Data di pubblicazione: Giovedì, 9 Marzo 2006

TRAGUARDI SOCIALI / n.18 Novembre / Dicembre 2005 :: Editoriale

Il lavoro, chiave essenziale


Pubblichiamo ampi stralci della relazione del Presidente Carlo Costalli al X Congresso nazionale del Movimento Cristiano Lavoratori, a Roma. Si tratta di alcuni fra i passaggi più significativi della lunga riflessione socio-politica con cui si è aperta la grande assise romana, alla quale sono convenuti delegati, rappresentanti e ospiti provenienti da tutte le regioni italiane, da molti Paesi europei e anche dal Nord e Sud America. Il testo, come si vedrà, è suddiviso per capitoletti, ed è pubblicato insieme con varie fotografie che si riferiscono ai tanti congressi regionali e provinciali che si sono svolti in questi mesi che hanno preceduto il Congresso nazionale del Movimento.


IL LAVORO, CHIAVE ESSENZIALE


L’EUROPA

       Il Mcl nasce europeista. Il nostro impegno si è sempre inserito nel filone di pensiero degli europeisti come De Gasperi, Schumann, Adenauer, e poi Helmut Kohl e Giovanni Bersani.

       La nostra passione per l’Europa è sempre stata forte e decisa; anche per questo siamo più consapevoli della crisi che sta attraversando il processo di unificazione: preoccupati ma non remissivi, delusi ma combattivi. Anche se non era difficile immaginare che questa Costituzione non avrebbe scaldato il cuore degli europei: è una Costituzione troppo debole, troppo fragile; una Costituzione che non ha avuto neanche il coraggio di dire chi siamo, da dove veniamo e dove vogliamo andare.

       E’ necessario rafforzare ancora di più i nostri rapporti internazionali: UELDC, EZA, Fondazione Schumann (anche se tanto è stato fatto in questi anni) per essere capaci di svolgere un ruolo più incisivo rispetto alle istituzioni dell’Ue, le cui decisioni hanno un influsso diretto sul terreno sociale, del lavoro e dell’impresa.
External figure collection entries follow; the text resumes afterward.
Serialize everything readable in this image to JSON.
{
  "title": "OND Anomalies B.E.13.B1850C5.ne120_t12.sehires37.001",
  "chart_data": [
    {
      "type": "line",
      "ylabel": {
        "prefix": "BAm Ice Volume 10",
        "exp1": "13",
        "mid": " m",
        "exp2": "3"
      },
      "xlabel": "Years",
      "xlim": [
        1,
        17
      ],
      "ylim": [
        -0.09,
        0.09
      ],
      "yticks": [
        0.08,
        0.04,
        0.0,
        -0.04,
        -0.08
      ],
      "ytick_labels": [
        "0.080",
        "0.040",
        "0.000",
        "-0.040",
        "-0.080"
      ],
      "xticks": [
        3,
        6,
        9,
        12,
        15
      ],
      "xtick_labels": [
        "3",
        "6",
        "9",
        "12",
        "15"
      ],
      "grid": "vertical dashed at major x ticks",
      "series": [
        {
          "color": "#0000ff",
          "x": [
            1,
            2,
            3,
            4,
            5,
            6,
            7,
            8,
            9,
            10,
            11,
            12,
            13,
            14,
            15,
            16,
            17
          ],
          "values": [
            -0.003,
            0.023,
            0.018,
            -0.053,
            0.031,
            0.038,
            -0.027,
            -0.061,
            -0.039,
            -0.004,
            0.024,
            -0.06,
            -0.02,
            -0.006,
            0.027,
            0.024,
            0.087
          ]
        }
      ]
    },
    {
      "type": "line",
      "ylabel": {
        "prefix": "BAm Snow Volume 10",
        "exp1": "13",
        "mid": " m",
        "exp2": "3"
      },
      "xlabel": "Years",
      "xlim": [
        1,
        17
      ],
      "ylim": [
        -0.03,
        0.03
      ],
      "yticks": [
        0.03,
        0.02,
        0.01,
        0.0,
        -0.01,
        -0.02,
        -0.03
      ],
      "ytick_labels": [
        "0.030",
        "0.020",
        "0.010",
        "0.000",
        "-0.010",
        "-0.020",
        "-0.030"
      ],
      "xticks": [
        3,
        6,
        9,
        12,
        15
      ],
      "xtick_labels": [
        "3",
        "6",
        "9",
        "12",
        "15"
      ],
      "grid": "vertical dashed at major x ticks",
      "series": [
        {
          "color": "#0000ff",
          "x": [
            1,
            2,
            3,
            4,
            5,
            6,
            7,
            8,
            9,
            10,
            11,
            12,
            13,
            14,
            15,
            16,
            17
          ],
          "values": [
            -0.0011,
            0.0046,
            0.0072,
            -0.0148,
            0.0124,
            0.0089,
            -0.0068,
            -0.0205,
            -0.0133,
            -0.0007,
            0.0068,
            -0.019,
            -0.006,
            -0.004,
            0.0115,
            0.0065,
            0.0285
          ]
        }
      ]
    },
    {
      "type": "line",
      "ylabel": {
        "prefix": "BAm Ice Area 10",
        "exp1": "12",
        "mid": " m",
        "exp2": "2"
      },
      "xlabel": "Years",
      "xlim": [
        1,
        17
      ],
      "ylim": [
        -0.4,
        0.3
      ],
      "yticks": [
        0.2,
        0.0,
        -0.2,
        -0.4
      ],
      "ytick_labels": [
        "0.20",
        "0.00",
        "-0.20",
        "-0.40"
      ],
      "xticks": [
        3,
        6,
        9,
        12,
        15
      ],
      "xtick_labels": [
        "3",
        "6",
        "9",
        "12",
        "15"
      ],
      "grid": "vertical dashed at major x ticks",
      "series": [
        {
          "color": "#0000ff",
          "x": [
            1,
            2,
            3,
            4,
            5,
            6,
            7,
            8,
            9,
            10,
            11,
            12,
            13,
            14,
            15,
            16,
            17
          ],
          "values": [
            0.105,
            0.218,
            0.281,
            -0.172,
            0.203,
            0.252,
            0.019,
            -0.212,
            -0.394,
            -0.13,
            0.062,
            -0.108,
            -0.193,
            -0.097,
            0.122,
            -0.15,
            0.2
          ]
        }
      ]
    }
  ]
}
Tanto più importanti perché correlate all’ingresso di dieci nuovi Paesi (aspettando Romania, Bulgaria e Croazia), con i problemi che si portano dietro dopo cinquant’anni di regime comunista, evento che costituisce una grande occasione per dare un nuovo slancio all’integrazione europea, da realizzare lungo le direttrici di crescita indicate a Lisbona.

       Il fatto che l’Unione Europea si proponga di realizzare una ‘società attiva’, che impieghi da qui all’anno 2010 almeno il 60% della forzalavoro femminile e il 70% di quella totale, sì da poter competere su scala mondiale con le economie più avanzate, nulla toglie alle contraddizioni culturali con cui la cultura europea vive di fatto il lavoro.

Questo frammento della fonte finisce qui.